When solving inequalities, the aim is to find the set of values that satisfy the inequality. The approach is similar to solving equations, but with some key differences. Consider the inequality \( |2x - 6| < 8 \). Absolute value inequalities like this one require us to consider both the positive and negative scenarios. This is because the absolute value function measures the distance from zero, regardless of direction.

To solve \( |2x - 6| < 8 \), we rewrite it as \(-8 < 2x - 6 < 8\). This creates a compound inequality, which represents that the expression \(2x - 6\) is confined between -8 and 8. Solving this compound inequality involves handling both sides, which allows us to isolate \(x\) and find the range of values that \(x\) can take.
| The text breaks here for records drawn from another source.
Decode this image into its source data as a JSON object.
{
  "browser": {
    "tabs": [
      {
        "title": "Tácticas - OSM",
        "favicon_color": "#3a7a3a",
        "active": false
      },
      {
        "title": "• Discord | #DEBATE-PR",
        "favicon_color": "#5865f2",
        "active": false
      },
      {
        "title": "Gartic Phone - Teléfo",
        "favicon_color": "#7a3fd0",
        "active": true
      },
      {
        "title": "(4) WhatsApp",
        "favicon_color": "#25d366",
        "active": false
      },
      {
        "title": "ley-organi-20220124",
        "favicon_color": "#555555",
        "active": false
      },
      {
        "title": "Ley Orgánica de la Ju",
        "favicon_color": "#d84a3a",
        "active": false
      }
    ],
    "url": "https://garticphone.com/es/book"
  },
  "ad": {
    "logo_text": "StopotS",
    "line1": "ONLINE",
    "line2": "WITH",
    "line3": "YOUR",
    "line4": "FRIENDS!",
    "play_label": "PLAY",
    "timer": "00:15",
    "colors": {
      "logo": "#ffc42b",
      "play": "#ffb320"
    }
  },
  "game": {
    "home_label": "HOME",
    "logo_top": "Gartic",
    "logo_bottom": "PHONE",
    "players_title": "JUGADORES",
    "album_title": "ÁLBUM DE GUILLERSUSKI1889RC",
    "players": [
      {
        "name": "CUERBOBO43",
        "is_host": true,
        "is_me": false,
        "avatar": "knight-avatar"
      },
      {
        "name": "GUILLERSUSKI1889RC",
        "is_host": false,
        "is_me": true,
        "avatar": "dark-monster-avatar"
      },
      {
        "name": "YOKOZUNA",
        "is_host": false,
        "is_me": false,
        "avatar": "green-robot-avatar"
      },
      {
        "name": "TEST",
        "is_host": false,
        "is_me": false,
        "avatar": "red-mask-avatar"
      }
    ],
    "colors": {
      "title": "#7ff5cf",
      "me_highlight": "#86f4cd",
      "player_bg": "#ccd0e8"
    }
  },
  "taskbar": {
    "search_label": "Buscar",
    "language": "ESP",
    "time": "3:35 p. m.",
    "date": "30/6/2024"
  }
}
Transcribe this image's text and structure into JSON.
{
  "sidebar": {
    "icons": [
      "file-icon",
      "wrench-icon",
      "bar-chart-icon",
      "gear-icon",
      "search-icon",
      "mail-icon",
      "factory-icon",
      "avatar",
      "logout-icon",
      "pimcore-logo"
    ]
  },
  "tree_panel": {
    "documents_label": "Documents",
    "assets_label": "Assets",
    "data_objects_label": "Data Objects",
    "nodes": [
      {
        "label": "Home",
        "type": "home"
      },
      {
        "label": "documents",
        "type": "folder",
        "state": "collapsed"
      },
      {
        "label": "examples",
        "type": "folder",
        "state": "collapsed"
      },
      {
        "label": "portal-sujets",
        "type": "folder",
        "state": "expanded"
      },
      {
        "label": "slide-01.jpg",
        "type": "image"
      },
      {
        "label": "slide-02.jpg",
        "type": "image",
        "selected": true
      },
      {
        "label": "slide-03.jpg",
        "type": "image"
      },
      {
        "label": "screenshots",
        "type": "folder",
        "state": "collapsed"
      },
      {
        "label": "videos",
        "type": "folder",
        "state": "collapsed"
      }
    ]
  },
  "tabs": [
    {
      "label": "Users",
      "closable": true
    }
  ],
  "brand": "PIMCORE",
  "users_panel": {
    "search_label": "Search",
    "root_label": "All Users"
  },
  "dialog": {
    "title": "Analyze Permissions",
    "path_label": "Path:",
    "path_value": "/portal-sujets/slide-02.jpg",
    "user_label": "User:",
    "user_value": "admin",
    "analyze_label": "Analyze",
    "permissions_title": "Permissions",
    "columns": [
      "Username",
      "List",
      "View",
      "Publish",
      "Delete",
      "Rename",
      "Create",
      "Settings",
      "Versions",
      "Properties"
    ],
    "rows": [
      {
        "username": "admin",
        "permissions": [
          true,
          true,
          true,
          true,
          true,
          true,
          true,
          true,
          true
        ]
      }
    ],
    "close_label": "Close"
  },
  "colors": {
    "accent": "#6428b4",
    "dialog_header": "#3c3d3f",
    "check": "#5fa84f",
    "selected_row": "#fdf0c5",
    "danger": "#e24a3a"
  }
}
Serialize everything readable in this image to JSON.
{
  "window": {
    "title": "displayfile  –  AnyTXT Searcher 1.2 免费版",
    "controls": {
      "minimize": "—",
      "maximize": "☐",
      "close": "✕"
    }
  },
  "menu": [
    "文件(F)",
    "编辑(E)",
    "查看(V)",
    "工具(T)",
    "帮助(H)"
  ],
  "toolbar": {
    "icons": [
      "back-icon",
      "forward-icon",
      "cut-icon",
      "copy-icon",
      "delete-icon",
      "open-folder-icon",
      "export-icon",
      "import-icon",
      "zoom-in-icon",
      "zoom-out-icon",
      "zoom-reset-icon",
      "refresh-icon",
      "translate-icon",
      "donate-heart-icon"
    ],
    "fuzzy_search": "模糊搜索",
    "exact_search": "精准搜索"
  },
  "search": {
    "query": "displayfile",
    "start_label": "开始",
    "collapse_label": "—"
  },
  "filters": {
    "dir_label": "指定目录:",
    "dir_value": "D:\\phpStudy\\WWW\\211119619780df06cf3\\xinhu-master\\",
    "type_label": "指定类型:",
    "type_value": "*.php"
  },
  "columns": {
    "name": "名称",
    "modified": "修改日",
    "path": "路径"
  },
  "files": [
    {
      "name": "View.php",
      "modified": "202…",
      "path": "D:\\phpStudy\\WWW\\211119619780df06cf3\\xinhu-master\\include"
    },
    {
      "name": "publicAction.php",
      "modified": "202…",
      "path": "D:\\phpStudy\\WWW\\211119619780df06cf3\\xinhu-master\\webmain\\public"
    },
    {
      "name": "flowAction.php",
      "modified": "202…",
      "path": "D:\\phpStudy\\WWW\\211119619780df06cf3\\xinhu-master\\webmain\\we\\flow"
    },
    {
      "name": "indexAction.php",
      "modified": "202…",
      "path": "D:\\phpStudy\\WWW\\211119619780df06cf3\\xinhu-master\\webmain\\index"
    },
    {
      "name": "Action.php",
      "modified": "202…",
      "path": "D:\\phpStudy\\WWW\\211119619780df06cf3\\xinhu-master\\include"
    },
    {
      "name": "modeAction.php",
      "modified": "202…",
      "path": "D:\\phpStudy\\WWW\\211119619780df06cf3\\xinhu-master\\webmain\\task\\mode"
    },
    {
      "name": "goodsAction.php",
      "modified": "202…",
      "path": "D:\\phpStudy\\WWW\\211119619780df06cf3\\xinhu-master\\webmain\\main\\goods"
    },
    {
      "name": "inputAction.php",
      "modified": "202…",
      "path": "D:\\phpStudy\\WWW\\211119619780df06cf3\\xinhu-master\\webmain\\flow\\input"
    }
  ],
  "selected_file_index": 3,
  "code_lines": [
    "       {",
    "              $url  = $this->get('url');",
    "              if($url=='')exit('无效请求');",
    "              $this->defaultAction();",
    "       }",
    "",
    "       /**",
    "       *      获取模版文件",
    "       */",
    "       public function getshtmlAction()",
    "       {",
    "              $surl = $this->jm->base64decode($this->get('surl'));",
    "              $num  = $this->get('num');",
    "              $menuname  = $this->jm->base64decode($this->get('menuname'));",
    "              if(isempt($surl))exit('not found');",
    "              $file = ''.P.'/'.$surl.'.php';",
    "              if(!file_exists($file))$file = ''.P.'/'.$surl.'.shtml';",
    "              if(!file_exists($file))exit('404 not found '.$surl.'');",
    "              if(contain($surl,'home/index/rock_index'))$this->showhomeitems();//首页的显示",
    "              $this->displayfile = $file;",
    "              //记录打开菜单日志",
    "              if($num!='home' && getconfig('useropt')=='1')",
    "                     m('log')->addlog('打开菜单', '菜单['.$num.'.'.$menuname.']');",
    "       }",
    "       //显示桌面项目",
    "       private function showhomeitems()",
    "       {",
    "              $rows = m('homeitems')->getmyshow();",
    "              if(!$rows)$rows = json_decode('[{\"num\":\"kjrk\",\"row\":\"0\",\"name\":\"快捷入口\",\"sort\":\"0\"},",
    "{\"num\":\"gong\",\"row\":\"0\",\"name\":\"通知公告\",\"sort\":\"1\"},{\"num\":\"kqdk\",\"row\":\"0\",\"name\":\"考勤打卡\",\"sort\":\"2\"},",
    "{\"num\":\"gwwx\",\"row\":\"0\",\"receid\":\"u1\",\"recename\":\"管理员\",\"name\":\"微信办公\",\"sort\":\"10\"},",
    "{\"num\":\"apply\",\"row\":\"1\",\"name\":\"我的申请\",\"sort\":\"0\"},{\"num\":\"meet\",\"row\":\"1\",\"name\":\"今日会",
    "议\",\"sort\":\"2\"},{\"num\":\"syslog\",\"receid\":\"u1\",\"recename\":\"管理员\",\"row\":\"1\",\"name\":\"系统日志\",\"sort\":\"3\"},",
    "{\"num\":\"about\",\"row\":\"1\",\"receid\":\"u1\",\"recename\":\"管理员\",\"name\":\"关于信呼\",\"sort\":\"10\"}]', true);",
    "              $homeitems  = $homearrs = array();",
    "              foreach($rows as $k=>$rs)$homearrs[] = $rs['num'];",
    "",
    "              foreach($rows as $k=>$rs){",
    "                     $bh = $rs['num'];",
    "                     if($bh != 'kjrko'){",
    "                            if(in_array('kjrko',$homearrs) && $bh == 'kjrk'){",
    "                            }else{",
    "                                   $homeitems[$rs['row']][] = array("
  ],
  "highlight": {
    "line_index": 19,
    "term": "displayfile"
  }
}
Always remember that while performing operations, such as adding or subtracting across inequalities, the direction of the inequality symbol remains the same. However, flipping the direction is required when multiplying or dividing by a negative number.

Algebra involves finding unknown values through manipulation of algebraic expressions and equations. In solving \( |2x - 6| < 8 \), algebra helps us break down and solve the individual parts of the compound inequality step by step. Let's break down the steps involved:

• Start with solving the left part: \(-8 < 2x - 6\).
• To isolate \(2x\), first add 6 to both sides, resulting in \(-2 < 2x\).
• Divide by 2 to solve for \(x\), yielding \(-1 < x\).

• Next, tackle the right part: \(2x - 6 < 8\).
• Similarly, add 6 to both sides to get \(2x < 14\).
• Divide by 2, giving us \(x < 7\).

These calculations show how algebra is used efficiently to solve the inequality by isolating the variable \(x\). The solution \(-1 < x < 7\) tells us where \(x\) resides on the number line, thereby solving the inequality.

Absolute value measures the distance of a number from zero. Its properties are fundamental when dealing with equations or inequalities that involve the absolute value, such as \( |2x - 6| < 8 \). Understanding these properties helps break down complex expressions into manageable pieces.

The absolute value can introduce situations with dual possibilities, hence rewriting the inequality \(|2x - 6| < 8\) as \(-8 < 2x - 6 < 8\). This is possible because the absolute value function \(|A| < B\) implies \(-B < A < B\).

Here are a few important points about absolute value properties:

• If \(|A| < B\), then \(-B < A < B\).
• If \(|A| > B\), then \(A < -B\) or \(A > B\).

These properties assist in converting absolute value inequalities into compound inequalities, simplifying the process of finding solutions. By understanding these concepts, solving such inequalities becomes a straightforward process that can be systematically approached.